If ` alpha ` is a positive root of the equation `x^4 +x^3 -4x^2 +x+1=0` then ` alpha +1/alpha `

To solve the problem, we need to find the value of \( \alpha + \frac{1}{\alpha} \) given that \( \alpha \) is a positive root of the equation \( x^4 + x^3 - 4x^2 + x + 1 = 0 \). ### Step-by-Step Solution: 1. **Identify the polynomial**: We have the polynomial \( f(x) = x^4 + x^3 - 4x^2 + x + 1 \). 2. **Factor the polynomial**: We can try to factor the polynomial. We can rewrite it as: \[ f(x) = x^4 + x^3 - 4x^2 + x + 1 = (x^2 - 1)^2 + x(x - 1)^2 \] This suggests that \( f(x) \) can be factored further. 3. **Set up the factorization**: We can factor \( f(x) \) as: \[ f(x) = (x - 1)^2 (x^2 + 3x + 1) \] This gives us two parts to analyze: \( (x - 1)^2 = 0 \) and \( x^2 + 3x + 1 = 0 \). 4. **Find the roots**: From \( (x - 1)^2 = 0 \), we find \( x = 1 \) (with multiplicity 2).

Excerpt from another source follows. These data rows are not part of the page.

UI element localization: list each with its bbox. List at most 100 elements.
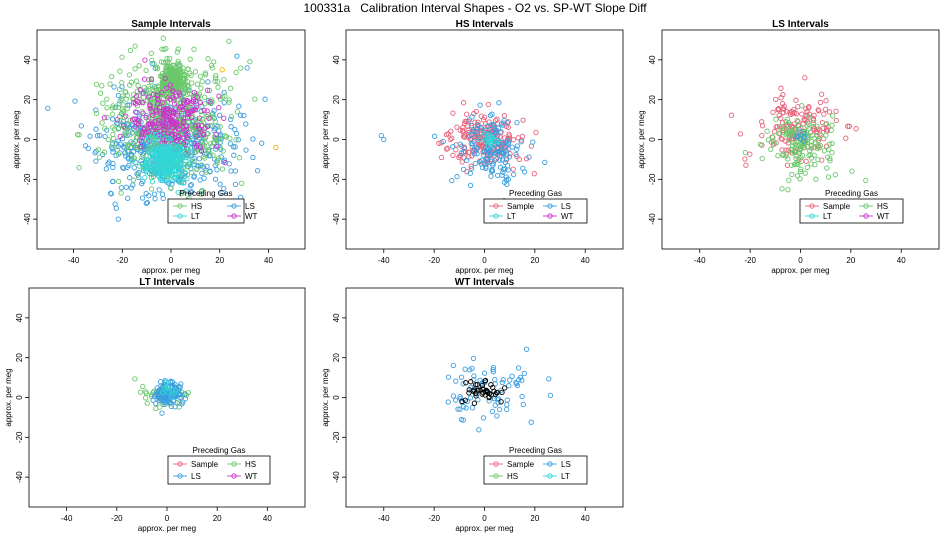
y-tick-label: 0 [332, 395, 341, 400]
point-lt [187, 146, 194, 152]
point-hs [109, 73, 115, 80]
point-ls [128, 185, 134, 191]
point-ls [172, 404, 178, 410]
point-ls [221, 157, 228, 163]
point-hs [804, 164, 811, 171]
y-tick-label: 0 [648, 137, 657, 142]
panel-3: LS Intervals -40 -20 0 20 40 -40 -20 0 20 40 approx… [637, 19, 940, 275]
point-hs [159, 46, 165, 52]
x-tick-label: 40 [264, 256, 273, 265]
point-wt [157, 123, 163, 129]
legend-label: LS [561, 460, 571, 469]
point-ls [82, 143, 89, 149]
point-ls [212, 176, 219, 182]
panel-title: WT Intervals [455, 277, 515, 288]
point-hs [95, 147, 101, 153]
point-lt [157, 169, 163, 176]
point-ls [159, 410, 165, 416]
point-hs [176, 400, 183, 406]
point-sample [817, 127, 823, 133]
point-ls [489, 408, 496, 415]
point-ls [490, 369, 496, 375]
point-ls [462, 366, 468, 372]
point-ls [501, 179, 508, 185]
point-hs [808, 161, 814, 167]
point-black [474, 381, 480, 388]
point-hs [117, 118, 123, 124]
point-hs [770, 134, 776, 140]
point-lt [483, 138, 489, 144]
legend-label: Sample [507, 460, 535, 469]
point-ls [134, 171, 140, 177]
point-wt [151, 91, 157, 98]
legend-label: WT [245, 212, 258, 221]
legend-title: Preceding Gas [509, 446, 562, 455]
x-tick-label: -20 [111, 514, 123, 523]
point-hs [93, 81, 100, 88]
point-lt [180, 149, 186, 155]
legend-marker [231, 213, 237, 219]
point-wt [162, 107, 169, 114]
point-sample [747, 151, 753, 157]
point-hs [788, 147, 794, 153]
point-hs [788, 162, 795, 168]
legend-label: LT [507, 212, 516, 221]
point-hs [101, 149, 108, 155]
point-ls [463, 405, 469, 411]
point-wt [194, 94, 200, 100]
point-wt [176, 134, 182, 140]
legend-marker [177, 461, 183, 467]
legend-marker [177, 473, 183, 479]
x-tick-label: 0 [165, 514, 170, 523]
point-wt [177, 91, 183, 97]
point-hs [219, 166, 226, 172]
point-hs [127, 82, 133, 88]
legend-box [799, 198, 904, 224]
point-ls [151, 191, 158, 197]
point-ls [494, 133, 500, 139]
point-ls [119, 84, 125, 90]
point-wt [180, 118, 186, 124]
point-hs [863, 177, 869, 184]
legend: Preceding Gas Sample HS LS WT [167, 446, 271, 485]
point-wt [216, 93, 222, 99]
point-wt [163, 110, 169, 116]
point-sample [503, 157, 510, 163]
x-tick-label: 40 [897, 256, 906, 265]
point-wt [155, 95, 161, 102]
point-lt [145, 135, 152, 142]
point-hs [252, 96, 258, 102]
point-wt [192, 107, 198, 113]
point-lt [178, 140, 184, 147]
point-wt [191, 140, 197, 147]
point-sample [478, 113, 484, 119]
point-ls [259, 140, 265, 146]
point-hs [123, 96, 129, 102]
point-ls [241, 112, 247, 119]
point-hs [228, 85, 234, 91]
legend-marker [809, 213, 815, 219]
point-ls [455, 406, 461, 412]
point-hs [794, 173, 801, 179]
point-ls [378, 132, 384, 139]
point-ls [143, 200, 149, 206]
point-ls [499, 172, 505, 178]
point-hs [757, 141, 764, 148]
point-hs [789, 171, 795, 178]
point-hs [148, 186, 155, 192]
point-sample [531, 171, 537, 177]
point-lt [180, 180, 187, 186]
point-hs [199, 78, 205, 85]
point-lt [157, 155, 163, 162]
point-wt [207, 99, 213, 105]
point-hs [148, 79, 154, 85]
point-sample [779, 136, 785, 142]
point-lt [143, 159, 150, 165]
point-ls [250, 154, 256, 161]
point-ls [521, 370, 527, 377]
point-ls [474, 151, 480, 157]
point-ls [468, 165, 475, 172]
point-hs [125, 143, 131, 149]
point-ls [228, 124, 234, 130]
point-wt [200, 131, 206, 137]
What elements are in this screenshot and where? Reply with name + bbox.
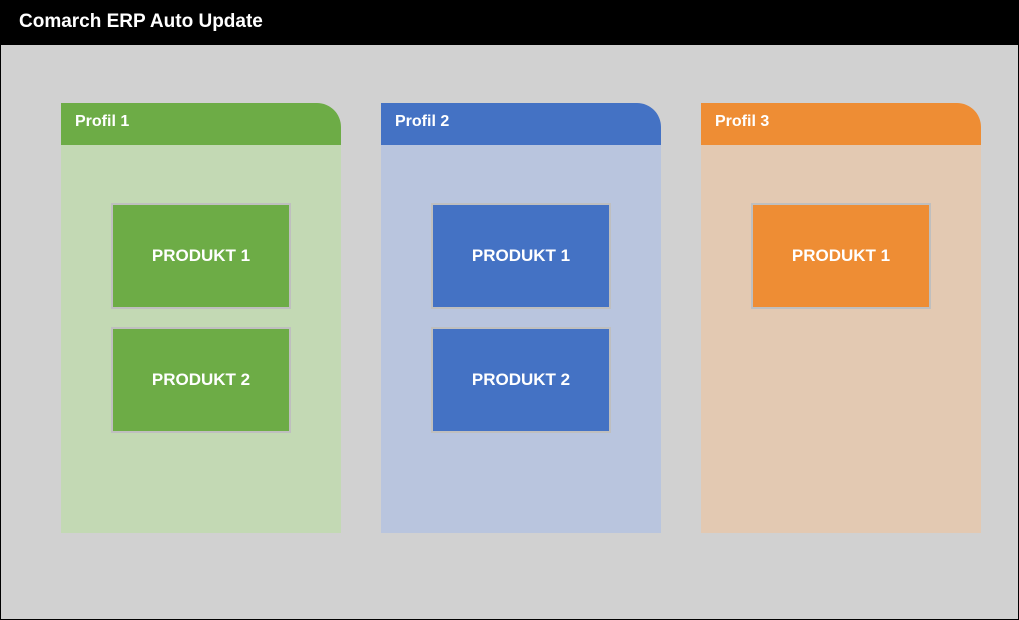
product-box: PRODUKT 1 <box>111 203 291 309</box>
product-box: PRODUKT 2 <box>111 327 291 433</box>
profile-panel: Profil 2 PRODUKT 1 PRODUKT 2 <box>381 103 661 533</box>
profile-header: Profil 1 <box>61 103 341 145</box>
profile-body: PRODUKT 1 PRODUKT 2 <box>61 145 341 533</box>
profile-header: Profil 3 <box>701 103 981 145</box>
profile-body: PRODUKT 1 PRODUKT 2 <box>381 145 661 533</box>
profile-header: Profil 2 <box>381 103 661 145</box>
profile-panel: Profil 3 PRODUKT 1 <box>701 103 981 533</box>
product-box: PRODUKT 2 <box>431 327 611 433</box>
profile-body: PRODUKT 1 <box>701 145 981 533</box>
app-title: Comarch ERP Auto Update <box>19 11 263 32</box>
diagram-canvas: Profil 1PRODUKT 1PRODUKT 2Profil 2PRODUK… <box>1 45 1018 619</box>
product-box: PRODUKT 1 <box>751 203 931 309</box>
product-box: PRODUKT 1 <box>431 203 611 309</box>
titlebar: Comarch ERP Auto Update <box>1 1 1018 45</box>
profile-panel: Profil 1 PRODUKT 1 PRODUKT 2 <box>61 103 341 533</box>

Now we solve \( x^2 + 3x + 1 = 0 \) using the quadratic formula: \[ x = \frac{-b \pm \sqrt{b^2 - 4ac}}{2a} = \frac{-3 \pm \sqrt{3^2 - 4 \cdot 1 \cdot 1}}{2 \cdot 1} = \frac{-3 \pm \sqrt{5}}{2} \] The roots are: \[ x_1 = \frac{-3 + \sqrt{5}}{2}, \quad x_2 = \frac{-3 - \sqrt{5}}{2} \] 5. **Identify the positive root**: Since \( \alpha \) is a positive root, we have: \[ \alpha = 1 \quad \text{(the only positive root)} \] 6. **Calculate \( \alpha + \frac{1}{\alpha} \)**: Now we can calculate: \[ \alpha + \frac{1}{\alpha} = 1 + \frac{1}{1} = 1 + 1 = 2 \] ### Final Answer: Thus, the value of \( \alpha + \frac{1}{\alpha} \) is \( \boxed{2} \).